Das öffentliche Echo auf die Vorschläge war, meine Damen und Herren, beinahe null. Es hat kaum ein öffentliches Echo gegeben.

(Zuruf des Abg. Dr. Reinhard Löffler CDU)

Wir brauchen aber rasche, konkrete und massiv wirksame Lösungen vor allem im Bereich Forschung und Entwicklung. Es geht darum, Grundlagenforschung näher an die Produktentwicklung zu bringen. Das ist ein Fundament unserer Industrie in Baden-Württemberg. Davon ist bis jetzt noch nicht sehr viel die Rede.

Ich lasse jetzt einmal dahingestellt, ob die Erwartungen, die wir alle mit der Einsetzung des Innovationsrats verbunden haben, bis jetzt tatsächlich erfüllt worden sind. Vielleicht muss die Regierung einmal darüber nachdenken. Vielleicht ist das Gremium auch ein bisschen groß. Die Erwartungen sind sicherlich nicht zu hoch. Vielleicht wäre es besser, ein spezialisiertes Gremium zu bilden, als eine Gesamtsynode aus allen möglichen bedeutenden Persönlichkeiten des Landes einzurichten.

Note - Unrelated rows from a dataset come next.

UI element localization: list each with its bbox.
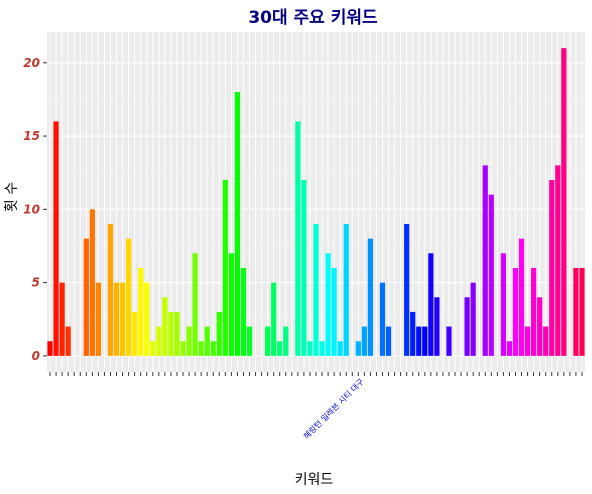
bar: [132, 311, 138, 356]
bar: [428, 253, 434, 356]
bar: [89, 209, 95, 356]
y-axis-label: 횟 수: [4, 182, 20, 212]
bar: [144, 282, 150, 356]
bar: [65, 326, 71, 356]
bar: [277, 341, 283, 356]
bar: [512, 267, 519, 356]
bar: [404, 223, 410, 356]
bar: [470, 282, 476, 356]
bar: [59, 282, 65, 356]
bar: [464, 297, 470, 356]
bar: [295, 121, 301, 356]
bar: [385, 326, 392, 356]
bar: [307, 341, 313, 356]
bar: [198, 341, 204, 356]
bar: [138, 267, 144, 356]
y-tick-label: 20: [23, 56, 40, 70]
bar: [301, 180, 307, 356]
y-tick-label: 5: [32, 276, 40, 290]
y-axis-ticks: 0 5 10 15 20: [23, 56, 47, 363]
bar: [234, 92, 241, 356]
bar: [573, 267, 579, 356]
bar: [319, 341, 325, 356]
bar: [162, 297, 168, 356]
bar: [246, 326, 253, 356]
bar: [422, 326, 428, 356]
chart-title: 30대 주요 키워드: [248, 8, 378, 28]
bar: [283, 326, 289, 356]
bar: [150, 341, 156, 356]
bar: [361, 326, 367, 356]
bar: [482, 165, 488, 356]
bar: [506, 341, 513, 356]
bar: [95, 282, 101, 356]
bar: [561, 48, 567, 356]
bar: [271, 282, 277, 356]
bar: [446, 326, 452, 356]
bar: [265, 326, 271, 356]
bar: [204, 326, 210, 356]
bar: [222, 180, 228, 356]
bar: [524, 326, 531, 356]
bar: [488, 194, 494, 356]
bar: [331, 267, 337, 356]
bar: [555, 165, 561, 356]
bar: [83, 238, 89, 356]
bar: [531, 267, 537, 356]
bar: [174, 311, 180, 356]
bar: [325, 253, 331, 356]
bar: [210, 341, 216, 356]
y-tick-label: 0: [32, 349, 40, 363]
x-axis-label: 키워드: [295, 472, 334, 488]
bar: [579, 267, 585, 356]
bar: [53, 121, 59, 356]
bar: [379, 282, 386, 356]
y-tick-label: 15: [23, 129, 40, 143]
bar: [434, 297, 440, 356]
bar: [168, 311, 174, 356]
bar: [543, 326, 549, 356]
bar: [180, 341, 186, 356]
bar: [355, 341, 361, 356]
bar: [240, 267, 247, 356]
bar: [126, 238, 132, 356]
bars: [47, 48, 585, 356]
bar: [337, 341, 343, 356]
bar: [367, 238, 374, 356]
bar: [186, 326, 192, 356]
bar: [518, 238, 525, 356]
bar: [113, 282, 120, 356]
x-axis-ticks: [49, 372, 583, 376]
y-tick-label: 10: [23, 202, 40, 216]
bar: [313, 223, 319, 356]
bar: [216, 311, 222, 356]
bar: [156, 326, 162, 356]
bar: [119, 282, 126, 356]
bar: [416, 326, 422, 356]
bar: [410, 311, 416, 356]
bar: [500, 253, 506, 356]
bar: [192, 253, 198, 356]
bar: [47, 341, 53, 356]
bar: [228, 253, 234, 356]
bar: [107, 223, 114, 356]
bar: [343, 223, 349, 356]
bar: [537, 297, 543, 356]
bar: [549, 180, 555, 356]
x-tick-label-annotation: 혜링턴 일레븐 시티 대구: [301, 376, 366, 441]
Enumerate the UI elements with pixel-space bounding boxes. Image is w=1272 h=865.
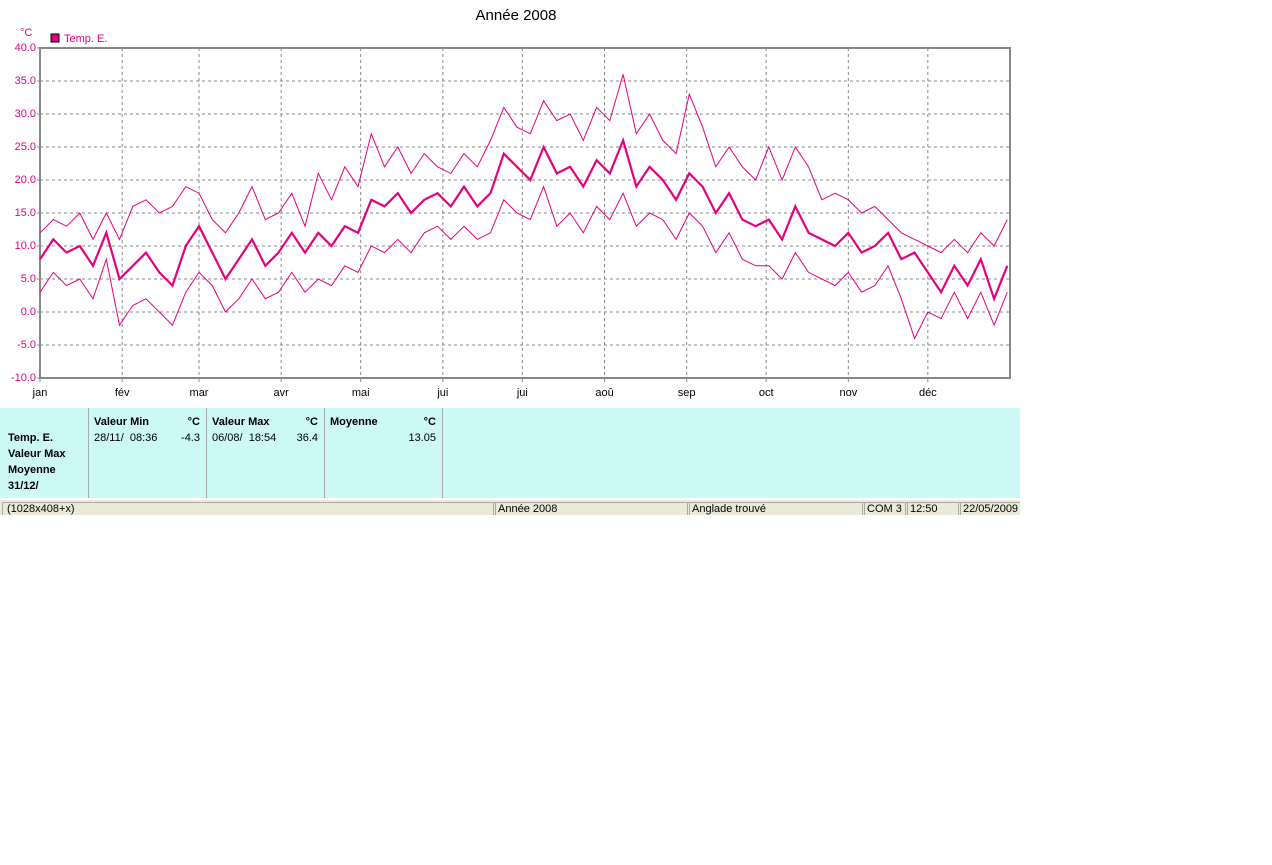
series-line: [39, 74, 1008, 254]
x-tick-label: aoû: [595, 387, 613, 399]
stats-panel: Temp. E. Valeur Max Moyenne 31/12/Valeur Mi…: [0, 408, 1020, 498]
chart: Année 2008 °C Temp. E. -10.0 -5.0 0.0 5.0 10…: [11, 7, 1011, 399]
y-tick-label: 0.0: [21, 306, 36, 318]
y-tick-label: 25.0: [15, 141, 36, 153]
y-tick-label: 15.0: [15, 207, 36, 219]
status-bar: (1028x408+x) Année 2008 Anglade trouvé COM …: [0, 500, 1020, 515]
stats-value: 13.05: [408, 432, 436, 444]
x-tick-label: mar: [190, 387, 209, 399]
stats-column: Moyenne °C 13.05: [325, 408, 443, 498]
stats-label: 31/12/: [8, 480, 39, 492]
y-tick-label: 35.0: [15, 75, 36, 87]
x-tick-label: déc: [919, 387, 937, 399]
stats-date: 28/11/ 08:36: [94, 432, 158, 444]
x-tick-label: jan: [32, 387, 48, 399]
x-tick-label: jui: [436, 387, 448, 399]
y-tick-label: 5.0: [21, 273, 36, 285]
stats-date: 06/08/ 18:54: [212, 432, 277, 444]
stats-unit: °C: [187, 416, 200, 428]
status-field: Année 2008: [493, 502, 690, 515]
stats-title: Valeur Min: [94, 416, 150, 428]
stats-unit: °C: [423, 416, 436, 428]
stats-label: Temp. E.: [8, 432, 54, 444]
stats-label: Moyenne: [8, 464, 56, 476]
x-tick-label: oct: [759, 387, 774, 399]
y-tick-label: 30.0: [15, 108, 36, 120]
x-tick-label: sep: [678, 387, 696, 399]
x-tick-label: jui: [516, 387, 528, 399]
series-line: [39, 137, 1009, 302]
stats-title: Valeur Max: [212, 416, 270, 428]
stats-label: Valeur Max: [8, 448, 66, 460]
x-tick-label: fév: [115, 387, 130, 399]
legend-swatch: [50, 33, 60, 43]
status-field: COM 3: [862, 502, 908, 515]
series-line: [39, 185, 1008, 340]
stats-labels: Temp. E. Valeur Max Moyenne 31/12/: [0, 408, 89, 498]
stats-column: Valeur Max °C 06/08/ 18:54 36.4: [207, 408, 325, 498]
x-tick-label: mai: [352, 387, 370, 399]
y-axis-label: °C: [20, 27, 32, 39]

Über all dies wird man nachdenken müssen.

Der Grund, warum wir laut Regierung einen Innovationsrat brauchten, ist, dass wir ausgerechnet bei unseren Stärken seit einigen Jahren – nicht erst in der Krise – zu schwächeln angefangen haben, ja bereits in einem spürbaren Abstieg begriffen sind. Der Innovationsrat kann deswegen nicht nur ein schmückendes Beiwerk sein, um die Regierung im laufenden Geschäft hier und dort ein bisschen zu beraten. Nein, der Innovationsrat sollte von Grund auf neue Ideen bringen, um das alte, ererbte Fundament des Landes, nämlich die Technologiestärke, die die Basis unserer Industriestärke ist, auf zusätzliche, neue Beine zu stellen. Die Regierung hat gespürt – und das ist richtig –, dass es daran bei uns mangelt. Sie selbst ist ratlos gewesen und will sich deswegen diesen Rat einholen.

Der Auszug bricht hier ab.